On Fri, Jan 29, 2010 at 01:24:38PM -0700, Bob Beck wrote:
> > My question was motivated by noticing that repeated accesses to a
> > fairly large file (~ .75 Gb) during a debugging session were slow. It
> > seemed like the system was re-reading the file from the disk when it
> > felt like it ought to be sitting in the buffer cache. A little
> > experimenting with vmstat running confirmed this. I then tried the
> > same experiments with a Linux system running on comparable hardware
> > (same amount of memory -- 2 Gb) and got the caching behavior I
> > expected.
> 
> So what you are asking for is a bigger buffer cache, not "ubc"

Well, to be fair, he was asking for $buzzword. So we could load
him up with some Customer-Facing Enterprise Extranet Bundles,
served over XML in a proactive win-win paradigm.

Then his disk reads would be all like "zoom!!!"

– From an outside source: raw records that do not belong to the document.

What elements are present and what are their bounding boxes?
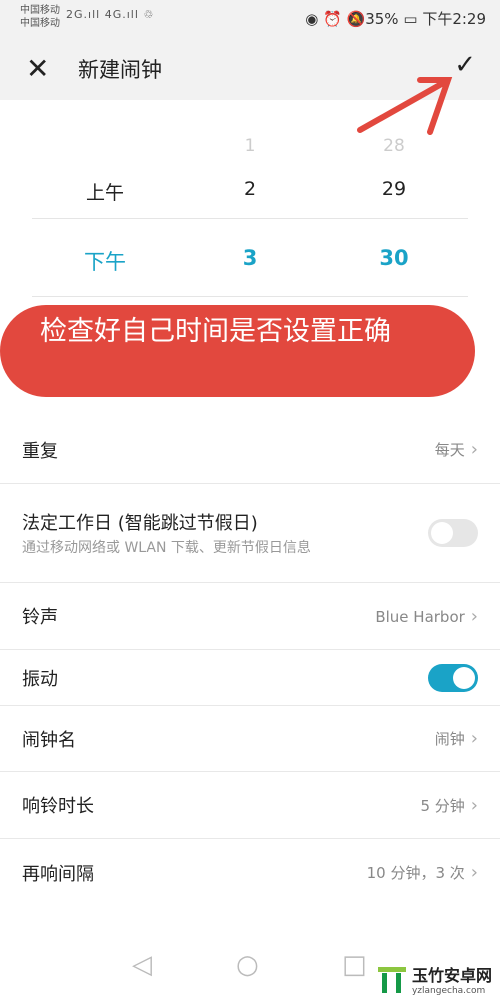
setting-ring-duration[interactable]: 响铃时长 5 分钟 › xyxy=(0,772,500,839)
picker-minute-selected[interactable]: 30 xyxy=(354,246,434,270)
home-icon[interactable]: ○ xyxy=(236,950,259,980)
setting-workday[interactable]: 法定工作日 (智能跳过节假日) 通过移动网络或 WLAN 下载、更新节假日信息 xyxy=(0,484,500,583)
picker-ampm[interactable]: 上午 xyxy=(65,178,145,205)
status-bar: 中国移动 中国移动 2G.ıll 4G.ıll ♲ ◉ ⏰ 🔕35% ▭ 下午2:… xyxy=(0,0,500,36)
back-icon[interactable]: ◁ xyxy=(132,950,152,980)
setting-repeat[interactable]: 重复 每天 › xyxy=(0,416,500,484)
eye-icon: ◉ xyxy=(305,10,319,28)
battery-icon: ▭ xyxy=(403,10,418,28)
recents-icon[interactable]: □ xyxy=(342,950,367,980)
setting-snooze[interactable]: 再响间隔 10 分钟，3 次 › xyxy=(0,839,500,906)
picker-minute[interactable]: 28 xyxy=(354,136,434,156)
chevron-right-icon: › xyxy=(470,605,478,627)
vibrate-toggle[interactable] xyxy=(428,663,478,692)
settings-list: 重复 每天 › 法定工作日 (智能跳过节假日) 通过移动网络或 WLAN 下载、更新节… xyxy=(0,416,500,906)
page-title: 新建闹钟 xyxy=(78,58,162,82)
watermark-logo xyxy=(377,967,406,993)
signal-icon: 2G.ıll 4G.ıll ♲ xyxy=(66,8,155,21)
setting-alarm-name[interactable]: 闹钟名 闹钟 › xyxy=(0,706,500,772)
chevron-right-icon: › xyxy=(470,794,478,816)
setting-vibrate[interactable]: 振动 xyxy=(0,650,500,706)
alarm-icon: ⏰ xyxy=(323,10,342,28)
chevron-right-icon: › xyxy=(470,728,478,749)
picker-ampm-selected[interactable]: 下午 xyxy=(65,246,145,276)
battery-percent: 35% xyxy=(365,10,399,28)
chevron-right-icon: › xyxy=(470,439,478,460)
watermark: 玉竹安卓网 yzlangecha.com xyxy=(376,962,492,996)
chevron-right-icon: › xyxy=(470,862,478,883)
workday-toggle[interactable] xyxy=(428,519,478,547)
clock: 下午2:29 xyxy=(422,10,486,28)
close-icon[interactable]: ✕ xyxy=(26,52,49,85)
setting-ringtone[interactable]: 铃声 Blue Harbor › xyxy=(0,583,500,650)
mute-icon: 🔕 xyxy=(346,10,366,28)
picker-hour-selected[interactable]: 3 xyxy=(210,246,290,270)
picker-minute[interactable]: 29 xyxy=(354,178,434,200)
carrier: 中国移动 中国移动 xyxy=(20,5,60,29)
annotation-banner: 检查好自己时间是否设置正确 xyxy=(0,305,475,397)
picker-hour[interactable]: 2 xyxy=(210,178,290,200)
picker-hour[interactable]: 1 xyxy=(210,136,290,156)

Or, for brevity's sake: there is no spoon.

> 
> 1) install current
> 2) sysctl -w kern.bufcachepercent=90
> 
> report any issues back to me and this list.
> 
> done.
> 
> >
> > So, to answer your question, I want to be able to be able to use the
> > hardware resources available efficiently in situations like this,
> > rather than having a lot of memory go unused that could otherwise
> > prevent the system from keeping me waiting. If good adaptive behavior
> > can be built into the OS to move the boundary between page frames and
> > buffer cache ?(and I'm well aware that these sorts of heuristics can
> > work well in some situations and bite you in the ass in others), then
> > that would be wonderful. But if it can't, then I'd be happy to have a
> > knob to turn, which I *think* is what you are working on. I do know
> > that NetBSD, FreeBSD and Linux all have implementations of the UBC
> > idea -- how well they work is another matter.
> >
> > At this point, I don't have a particular concern about mmap coherence.
> >
> 
> Some do, art@ has been looking at it and may eventually get that working well.